Here's the problem: the device ID isn't necessarily the person who owns it (multiple people could have access to and use the same iPad), and the behavior of the person doesn't necessarily tell you anything specific about the person (I could be looking at information about a particular disease not because I have it, but because I know someone who does and I'm curious). However, it's still a pretty good proxy. If I go to a weight-loss website, I'm probably looking to lose weight; if I go to a diabetes website, the odds are pretty good that I'm a diabetic. And if my computer goes to the website, it's probably because it's me that's operating it. Thus, you can deduce, not with certainty but with some high level of likelihood, that if my cell phone accesses a website for X disease, I have that disease. HOWEVER, is data that's simply indicative of health status PHI? How tight does the connection need to be?
And therein lies the problem -- the information derived from the tracking technology COULD be PHI, and letting the technology company have access to that information would make the vendor a business associate. The vendors don't want to be restricted in how they use that data.
OCR has declared (in a December 2022 bulletin) that providers that use tracking technology must have BAAs with those vendors, but those vendors won't sign BAAs.
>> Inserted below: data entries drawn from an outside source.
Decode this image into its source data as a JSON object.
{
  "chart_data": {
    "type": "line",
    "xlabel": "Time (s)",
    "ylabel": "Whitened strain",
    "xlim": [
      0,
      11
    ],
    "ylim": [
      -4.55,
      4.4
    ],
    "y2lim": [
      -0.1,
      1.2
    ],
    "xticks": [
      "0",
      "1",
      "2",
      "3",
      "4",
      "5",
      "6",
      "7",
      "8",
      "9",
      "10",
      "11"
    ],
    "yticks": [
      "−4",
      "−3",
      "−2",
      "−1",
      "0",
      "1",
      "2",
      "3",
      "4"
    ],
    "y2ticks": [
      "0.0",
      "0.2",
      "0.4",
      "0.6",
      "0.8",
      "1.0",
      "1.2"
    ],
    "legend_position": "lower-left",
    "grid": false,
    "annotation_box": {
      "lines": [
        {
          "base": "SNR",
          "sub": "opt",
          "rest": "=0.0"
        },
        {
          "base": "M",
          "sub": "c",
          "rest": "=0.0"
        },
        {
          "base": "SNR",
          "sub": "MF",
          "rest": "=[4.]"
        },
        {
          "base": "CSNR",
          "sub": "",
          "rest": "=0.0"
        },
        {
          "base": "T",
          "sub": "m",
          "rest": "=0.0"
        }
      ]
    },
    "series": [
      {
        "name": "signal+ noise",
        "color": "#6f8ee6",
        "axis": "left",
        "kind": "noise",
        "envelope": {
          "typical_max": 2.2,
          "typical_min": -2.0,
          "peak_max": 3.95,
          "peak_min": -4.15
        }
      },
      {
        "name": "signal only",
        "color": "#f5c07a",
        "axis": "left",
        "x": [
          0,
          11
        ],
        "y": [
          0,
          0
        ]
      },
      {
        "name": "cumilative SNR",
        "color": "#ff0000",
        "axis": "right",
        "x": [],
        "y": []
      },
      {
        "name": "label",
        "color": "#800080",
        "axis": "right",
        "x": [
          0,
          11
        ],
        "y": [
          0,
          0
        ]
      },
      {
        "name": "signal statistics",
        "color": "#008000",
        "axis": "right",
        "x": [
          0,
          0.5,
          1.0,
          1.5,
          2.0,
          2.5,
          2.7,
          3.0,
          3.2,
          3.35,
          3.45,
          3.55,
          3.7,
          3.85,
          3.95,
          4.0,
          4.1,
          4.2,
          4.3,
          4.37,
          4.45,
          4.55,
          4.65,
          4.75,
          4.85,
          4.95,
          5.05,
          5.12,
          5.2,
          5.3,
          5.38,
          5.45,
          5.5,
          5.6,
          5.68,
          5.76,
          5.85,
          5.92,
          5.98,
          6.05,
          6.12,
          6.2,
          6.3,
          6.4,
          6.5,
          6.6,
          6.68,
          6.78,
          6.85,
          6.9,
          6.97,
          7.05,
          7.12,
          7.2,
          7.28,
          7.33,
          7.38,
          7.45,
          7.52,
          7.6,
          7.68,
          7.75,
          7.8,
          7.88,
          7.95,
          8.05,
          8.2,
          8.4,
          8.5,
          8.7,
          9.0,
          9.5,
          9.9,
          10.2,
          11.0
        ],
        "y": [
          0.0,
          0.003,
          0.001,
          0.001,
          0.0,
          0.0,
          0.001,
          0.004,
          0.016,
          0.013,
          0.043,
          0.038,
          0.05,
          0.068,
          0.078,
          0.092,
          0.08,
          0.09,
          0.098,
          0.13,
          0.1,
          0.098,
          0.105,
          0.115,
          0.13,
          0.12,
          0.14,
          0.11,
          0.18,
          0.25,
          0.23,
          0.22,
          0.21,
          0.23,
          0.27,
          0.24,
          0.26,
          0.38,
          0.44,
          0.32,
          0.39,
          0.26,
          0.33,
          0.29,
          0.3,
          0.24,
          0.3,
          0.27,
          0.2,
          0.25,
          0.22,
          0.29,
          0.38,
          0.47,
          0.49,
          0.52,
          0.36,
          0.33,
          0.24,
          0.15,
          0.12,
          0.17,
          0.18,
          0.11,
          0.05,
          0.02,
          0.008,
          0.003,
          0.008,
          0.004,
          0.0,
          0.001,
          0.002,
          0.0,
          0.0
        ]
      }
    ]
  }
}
The end result is that big hospital systems are prevented from using a technology that can streamline their processes, save them money, and allow them to better serve their patients. Hence the AHA's actions.
This will be interesting.
(11/3/23/)
UPDATE 11/9/23: Interesting press release from AHA and other hospital associations relating to its suit against HHS relating to web trackers. According to Bloomberg Law (subscription may be required), HHS uses the same tracking technology on its websites that HHS guidance warns hospitals about as being potentially violative of HIPAA. Interestingly, I also learned in that article that hundreds of class-action lawsuits have already been filed against hospitals for using the technology in violation of HIPAA.
This isn't the end of the story, of course: HHS isn't a HIPAA-covered entity (although Medicare and Medicaid are), and people searching the HHS website usually aren't looking for specific medical conditions or providing the same type of information as a visitor to a hospital site might. However, from a general privacy standpoint, it's an interesting point of hypocrisy.